Belletristik-Couch Rezension von Birgit Stöckel Sep 2011

Bedrückender Ausblick in eine erschreckend realistische Zukunft

Lenny Abramov lebt in New York in einer nicht näher bezeichneten, aber nicht allzu fernen Zukunft. Mit seinen 39 Jahren ist er ein Außenseiter, nicht sonderlich cool bzw. medien, wie es nun heißt, er hat Angst vor dem Tod und träumt vom ewigen Leben. Passend dazu arbeitet er für ein Unternehmen, das Dechronifizierungsbehandlungen anbietet, um ihre Kunden zu verjüngen und irgendwann das ewige Leben zu garantieren. Und er liebt Bücher, eine ungeheure Absonderlichkeit in seiner Welt. Während eines Aufenthalts in Rom lernt er Eunice kennen, eine junge koreanisch-stämmige Amerikanerin, die vollkommen in der technisierten Welt aufgeht. Während Lenny ihr sofort verfallen ist, nähert sich Eunice ihm nur langsam an. Doch Lenny kämpft um sie und ihre Beziehung, während die Welt um sie herum zerbricht …

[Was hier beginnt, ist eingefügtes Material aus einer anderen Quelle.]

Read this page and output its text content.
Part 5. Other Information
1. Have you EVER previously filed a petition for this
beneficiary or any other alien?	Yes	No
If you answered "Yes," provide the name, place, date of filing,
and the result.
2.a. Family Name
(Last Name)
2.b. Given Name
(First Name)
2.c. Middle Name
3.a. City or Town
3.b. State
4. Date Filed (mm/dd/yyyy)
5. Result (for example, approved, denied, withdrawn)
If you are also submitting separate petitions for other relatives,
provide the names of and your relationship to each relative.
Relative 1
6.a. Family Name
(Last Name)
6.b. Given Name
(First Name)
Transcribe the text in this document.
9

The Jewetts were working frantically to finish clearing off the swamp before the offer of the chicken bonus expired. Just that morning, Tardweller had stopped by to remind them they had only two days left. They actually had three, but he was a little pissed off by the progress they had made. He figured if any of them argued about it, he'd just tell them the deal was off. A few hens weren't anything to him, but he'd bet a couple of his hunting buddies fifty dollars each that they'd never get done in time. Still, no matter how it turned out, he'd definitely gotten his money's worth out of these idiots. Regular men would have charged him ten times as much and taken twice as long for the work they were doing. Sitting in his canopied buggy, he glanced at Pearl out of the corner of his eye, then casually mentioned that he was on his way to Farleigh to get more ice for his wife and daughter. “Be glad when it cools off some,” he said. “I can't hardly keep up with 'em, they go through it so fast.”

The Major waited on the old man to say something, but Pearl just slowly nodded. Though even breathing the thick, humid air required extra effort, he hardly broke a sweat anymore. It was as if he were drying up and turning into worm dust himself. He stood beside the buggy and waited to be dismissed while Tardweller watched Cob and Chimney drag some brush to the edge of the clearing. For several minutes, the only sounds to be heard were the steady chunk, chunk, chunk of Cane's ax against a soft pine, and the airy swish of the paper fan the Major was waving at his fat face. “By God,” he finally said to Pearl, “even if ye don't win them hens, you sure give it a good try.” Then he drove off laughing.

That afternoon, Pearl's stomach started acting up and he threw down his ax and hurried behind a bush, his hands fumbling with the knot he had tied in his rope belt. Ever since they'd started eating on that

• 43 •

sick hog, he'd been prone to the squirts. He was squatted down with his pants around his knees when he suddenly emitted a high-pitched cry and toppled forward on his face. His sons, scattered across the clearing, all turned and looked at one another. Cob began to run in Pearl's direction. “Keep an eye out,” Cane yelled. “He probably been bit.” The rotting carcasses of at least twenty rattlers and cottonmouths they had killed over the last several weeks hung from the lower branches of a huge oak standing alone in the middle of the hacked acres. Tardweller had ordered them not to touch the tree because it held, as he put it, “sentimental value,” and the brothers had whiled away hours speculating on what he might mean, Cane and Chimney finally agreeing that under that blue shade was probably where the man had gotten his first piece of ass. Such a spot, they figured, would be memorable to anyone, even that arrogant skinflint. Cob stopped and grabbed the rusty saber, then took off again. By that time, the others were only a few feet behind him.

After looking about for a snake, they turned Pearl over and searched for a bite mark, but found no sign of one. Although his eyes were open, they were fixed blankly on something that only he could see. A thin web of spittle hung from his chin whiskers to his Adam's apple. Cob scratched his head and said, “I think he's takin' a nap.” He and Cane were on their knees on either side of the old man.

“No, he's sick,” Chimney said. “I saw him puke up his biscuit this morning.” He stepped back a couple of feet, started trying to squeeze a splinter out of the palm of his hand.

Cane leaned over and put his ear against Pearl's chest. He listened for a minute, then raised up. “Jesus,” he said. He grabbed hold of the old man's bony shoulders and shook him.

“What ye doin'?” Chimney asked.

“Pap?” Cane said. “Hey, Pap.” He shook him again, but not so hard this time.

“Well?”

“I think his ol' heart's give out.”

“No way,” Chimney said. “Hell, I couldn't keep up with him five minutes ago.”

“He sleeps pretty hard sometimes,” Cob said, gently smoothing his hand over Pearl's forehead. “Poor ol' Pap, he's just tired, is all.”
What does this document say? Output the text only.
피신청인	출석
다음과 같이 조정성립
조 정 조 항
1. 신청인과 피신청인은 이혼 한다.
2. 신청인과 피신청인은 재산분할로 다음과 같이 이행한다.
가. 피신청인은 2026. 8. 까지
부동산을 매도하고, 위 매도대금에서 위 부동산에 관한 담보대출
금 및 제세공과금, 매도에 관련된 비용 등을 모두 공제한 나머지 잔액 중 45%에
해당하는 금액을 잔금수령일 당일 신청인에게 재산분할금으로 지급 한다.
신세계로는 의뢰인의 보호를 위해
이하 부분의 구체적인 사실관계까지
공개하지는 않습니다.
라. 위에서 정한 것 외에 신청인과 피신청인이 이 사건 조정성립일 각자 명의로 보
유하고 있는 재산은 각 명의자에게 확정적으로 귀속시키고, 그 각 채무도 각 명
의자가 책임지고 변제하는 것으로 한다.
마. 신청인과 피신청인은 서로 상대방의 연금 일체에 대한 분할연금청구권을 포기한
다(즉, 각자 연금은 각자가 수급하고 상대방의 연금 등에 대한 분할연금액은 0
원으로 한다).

Gekonntes Spiel mit heute bestehenden Ängsten

Gary Shteyngart entwirft in seinem Roman ein Szenario, das einerseits übertrieben dargestellt ist, andererseits nicht allzu weit von einer möglichen Realität entfernt ist, so dass es bedrückend wirkt und nachdenklich stimmt. Eine Welt, in der sicherlich kaum ein Leser dieser Rezension leben möchte, denn Bücher existieren so gut wie nicht mehr. Es gibt keine Verlage mehr und Texte werden nur noch gescannt, um wichtige Informationen zu erhalten. Bücher an sich sind stinkende Überbleibsel aus einer alten Welt.

Doch das ist nur eine relativ harmlose Veränderung. Der gläserne Mensch, den viele fürchten, ist Wirklichkeit geworden, man bekommt so ziemlich jede Information auf sein "Äpparät", eine Weiterentwicklung der heutigen Smart-Phones, sobald man sich in der Nähe eines anderen Menschen mit eingeschaltetem "Äpparät" befindet. Auch der gerade von den USA abgewendete Staatsbankrott spielt in der Geschichte eine wichtige Rolle, denn das Amerika des Romans ist pleite und in finanzieller Hinsicht fast komplett abhängig von China. Ebenso nehmen die zunehmende Verschuldung der Menschen und die sozialen Ungerechtigkeiten ihren Raum ein und führen schließlich zu Gewaltausbrüchen und Übergriffen.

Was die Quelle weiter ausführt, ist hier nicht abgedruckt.